Как он и ожидал, фальшивый сейф за столом был взломан, за его дверцей открывалась пустая камера. Керанс зашел в ванную комнату — и слабая улыбка забрезжила на его лице, когда он понял, что громилы Странгмена не сумели найти более потаенный сейф за зеркалом над секретером. Помятый цилиндр латунного компаса, который Керанс некогда скуки ради стащил с базы, по-прежнему, подобно некому талисману, указывал на юг и лежал на полу под небольшим круглым зеркалом, которое он же, судя по всему, и разбил, оставив там узор громадной снежинки. Керанс аккуратно повернул раму в стиле рококо, высвободил петлю и потянул зеркало на себя, чтобы открыть неповрежденный наборный диск сейфа.

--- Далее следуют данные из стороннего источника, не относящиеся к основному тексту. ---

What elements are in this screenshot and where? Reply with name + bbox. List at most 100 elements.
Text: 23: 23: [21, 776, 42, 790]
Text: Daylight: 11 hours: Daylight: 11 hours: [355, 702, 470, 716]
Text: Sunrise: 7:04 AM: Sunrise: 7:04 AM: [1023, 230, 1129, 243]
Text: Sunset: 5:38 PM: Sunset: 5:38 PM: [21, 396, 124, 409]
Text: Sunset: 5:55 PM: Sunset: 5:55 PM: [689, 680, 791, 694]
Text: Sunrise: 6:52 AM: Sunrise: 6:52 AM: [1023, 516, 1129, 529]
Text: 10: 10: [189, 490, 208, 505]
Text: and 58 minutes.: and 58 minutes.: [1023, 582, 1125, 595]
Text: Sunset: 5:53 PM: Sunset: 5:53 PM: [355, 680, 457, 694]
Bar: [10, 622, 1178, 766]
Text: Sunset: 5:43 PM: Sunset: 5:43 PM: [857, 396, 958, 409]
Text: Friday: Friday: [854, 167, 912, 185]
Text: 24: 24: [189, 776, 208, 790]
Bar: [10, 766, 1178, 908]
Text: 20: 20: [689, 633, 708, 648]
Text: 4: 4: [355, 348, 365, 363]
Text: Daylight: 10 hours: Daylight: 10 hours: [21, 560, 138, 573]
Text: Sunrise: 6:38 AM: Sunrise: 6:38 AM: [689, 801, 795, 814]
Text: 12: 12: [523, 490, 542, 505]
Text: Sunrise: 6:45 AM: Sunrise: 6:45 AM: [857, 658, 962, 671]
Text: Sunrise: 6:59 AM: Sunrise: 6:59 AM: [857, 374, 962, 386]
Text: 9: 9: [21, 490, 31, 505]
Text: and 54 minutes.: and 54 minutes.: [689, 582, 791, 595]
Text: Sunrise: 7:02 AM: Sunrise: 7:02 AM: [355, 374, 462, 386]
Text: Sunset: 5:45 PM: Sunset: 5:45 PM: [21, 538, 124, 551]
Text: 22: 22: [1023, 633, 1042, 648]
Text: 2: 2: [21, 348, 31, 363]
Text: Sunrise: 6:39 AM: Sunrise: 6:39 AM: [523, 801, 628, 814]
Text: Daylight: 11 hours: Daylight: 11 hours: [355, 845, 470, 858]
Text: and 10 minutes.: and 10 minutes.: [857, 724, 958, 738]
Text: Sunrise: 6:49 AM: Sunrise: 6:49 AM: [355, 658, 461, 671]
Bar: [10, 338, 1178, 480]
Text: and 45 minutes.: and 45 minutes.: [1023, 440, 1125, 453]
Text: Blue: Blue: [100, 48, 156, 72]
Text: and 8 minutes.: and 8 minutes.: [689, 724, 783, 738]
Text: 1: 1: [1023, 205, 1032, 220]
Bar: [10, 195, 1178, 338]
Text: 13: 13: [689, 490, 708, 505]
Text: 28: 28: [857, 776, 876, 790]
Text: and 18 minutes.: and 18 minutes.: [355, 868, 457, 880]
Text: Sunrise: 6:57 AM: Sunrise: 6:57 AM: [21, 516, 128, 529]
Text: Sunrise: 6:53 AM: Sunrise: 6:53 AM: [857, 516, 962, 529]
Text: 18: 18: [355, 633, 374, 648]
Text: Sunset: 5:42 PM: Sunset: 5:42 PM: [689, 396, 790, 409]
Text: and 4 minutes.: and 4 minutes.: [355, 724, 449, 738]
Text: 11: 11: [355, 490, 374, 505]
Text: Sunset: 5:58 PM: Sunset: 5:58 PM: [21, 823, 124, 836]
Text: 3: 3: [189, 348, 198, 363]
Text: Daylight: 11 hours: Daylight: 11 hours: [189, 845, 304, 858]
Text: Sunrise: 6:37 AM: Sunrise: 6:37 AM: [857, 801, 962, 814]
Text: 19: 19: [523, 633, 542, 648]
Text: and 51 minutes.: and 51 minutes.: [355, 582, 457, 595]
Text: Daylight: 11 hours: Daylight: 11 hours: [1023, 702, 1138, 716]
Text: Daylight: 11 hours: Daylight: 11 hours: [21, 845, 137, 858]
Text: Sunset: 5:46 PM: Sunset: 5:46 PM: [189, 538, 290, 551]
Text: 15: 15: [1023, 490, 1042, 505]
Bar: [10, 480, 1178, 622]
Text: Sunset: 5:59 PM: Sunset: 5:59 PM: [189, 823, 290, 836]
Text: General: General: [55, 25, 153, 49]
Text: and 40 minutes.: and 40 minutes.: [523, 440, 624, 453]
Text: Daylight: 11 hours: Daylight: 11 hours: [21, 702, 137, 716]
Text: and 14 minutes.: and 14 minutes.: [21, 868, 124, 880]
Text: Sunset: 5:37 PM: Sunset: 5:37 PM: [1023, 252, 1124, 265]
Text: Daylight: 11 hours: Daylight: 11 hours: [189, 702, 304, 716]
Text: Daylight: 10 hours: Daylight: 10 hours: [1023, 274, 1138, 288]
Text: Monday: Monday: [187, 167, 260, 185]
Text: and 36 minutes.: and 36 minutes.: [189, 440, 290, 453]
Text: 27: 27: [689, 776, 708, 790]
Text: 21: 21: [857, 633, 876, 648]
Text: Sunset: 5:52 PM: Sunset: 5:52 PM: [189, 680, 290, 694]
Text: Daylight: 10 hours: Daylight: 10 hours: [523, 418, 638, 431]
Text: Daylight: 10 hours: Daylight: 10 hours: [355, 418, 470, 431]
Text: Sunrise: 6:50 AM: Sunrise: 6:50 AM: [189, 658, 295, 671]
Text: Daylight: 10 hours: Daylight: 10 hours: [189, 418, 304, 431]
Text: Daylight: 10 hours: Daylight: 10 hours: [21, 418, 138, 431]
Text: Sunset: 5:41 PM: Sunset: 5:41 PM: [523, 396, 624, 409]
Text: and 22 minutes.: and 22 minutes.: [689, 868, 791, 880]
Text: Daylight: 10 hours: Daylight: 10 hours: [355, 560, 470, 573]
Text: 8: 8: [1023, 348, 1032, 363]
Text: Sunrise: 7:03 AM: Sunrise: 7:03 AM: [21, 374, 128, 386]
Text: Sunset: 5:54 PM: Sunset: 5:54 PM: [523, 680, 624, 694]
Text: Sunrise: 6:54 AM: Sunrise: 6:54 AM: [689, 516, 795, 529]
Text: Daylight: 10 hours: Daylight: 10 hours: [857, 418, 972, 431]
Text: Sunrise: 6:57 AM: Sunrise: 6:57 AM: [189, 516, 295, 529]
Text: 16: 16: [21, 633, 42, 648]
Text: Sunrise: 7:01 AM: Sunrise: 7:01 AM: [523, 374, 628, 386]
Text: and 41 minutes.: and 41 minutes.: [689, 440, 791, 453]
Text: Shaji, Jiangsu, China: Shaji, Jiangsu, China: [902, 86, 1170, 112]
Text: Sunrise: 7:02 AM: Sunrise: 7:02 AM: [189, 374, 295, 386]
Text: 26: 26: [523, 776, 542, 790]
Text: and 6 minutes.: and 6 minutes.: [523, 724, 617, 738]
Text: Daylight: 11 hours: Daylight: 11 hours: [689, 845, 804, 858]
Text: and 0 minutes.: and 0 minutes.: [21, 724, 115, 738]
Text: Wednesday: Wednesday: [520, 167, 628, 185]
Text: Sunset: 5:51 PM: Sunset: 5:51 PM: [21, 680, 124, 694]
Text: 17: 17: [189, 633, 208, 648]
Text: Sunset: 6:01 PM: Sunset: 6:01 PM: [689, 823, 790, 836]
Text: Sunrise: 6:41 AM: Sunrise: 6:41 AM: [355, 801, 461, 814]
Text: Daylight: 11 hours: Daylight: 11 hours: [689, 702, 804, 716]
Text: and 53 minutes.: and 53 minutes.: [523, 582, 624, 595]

Тьма буквально падала с неба, отбрасывая длинные тени на апартаменты, пока пальцы Керанса бегали по тумблерам. Со вздохом облегчения он открыл дверцу — и быстро вытащил из сейфа тяжелый кольт 45-го калибра вместе с коробкой патронов. Усевшись на разгромленную кровать, Керанс распечатал коробку, затем зарядил обойму, взвешивая в руке массивное черное оружие. Он опустошил коробку и наполнил пулями карманы, затем подтянул ремень и вернулся в гостиную.
Оглядывая комнату, Керанс понял, что, по любопытному парадоксу, почти не держит зла на Странгмена за разгром апартаментов. В каком-то смысле это разрушение — а вместе с ним все его воспоминания о лагуне — только подчеркивало то, что Керанс какое-то время молча игнорировал и что прибытие Странгмена, со всем из него вытекающим, должно было заставить его принять, а именно: необходимость оставить лагуну и двигаться на юг. Его время пребывания здесь изжило само себя, а воздухонепроницаемые апартаменты с постоянной температурой и влажностью, запасами топлива и еды представляли собой всего-навсего инкапсулированную форму предыдущей окружающей среды Керанса, к которой он лип, как упрямый эмбрион к своему яичному мешку. Эта разбитая скорлупа, наряду с пронзительными сомнениями на предмет его подлинных бессознательных мотивов, явленными на свет его почти было состоявшимся утоплением в планетарии, оказалась необходимым толчком к действию — к его появлению в новом, более ярком свете внутреннего, архетипического солнца. Теперь он должен был идти дальше. И прошлое, представленное Риггсом, и настоящее, содержавшееся внутри разгромленного пентхауса, более не предлагали жизнеспособного существования. Приверженность Керанса будущему — до сих пор лишь один из вариантов, да еще зараженный столькими сомнениями и колебаниями, — теперь сделалась абсолютной.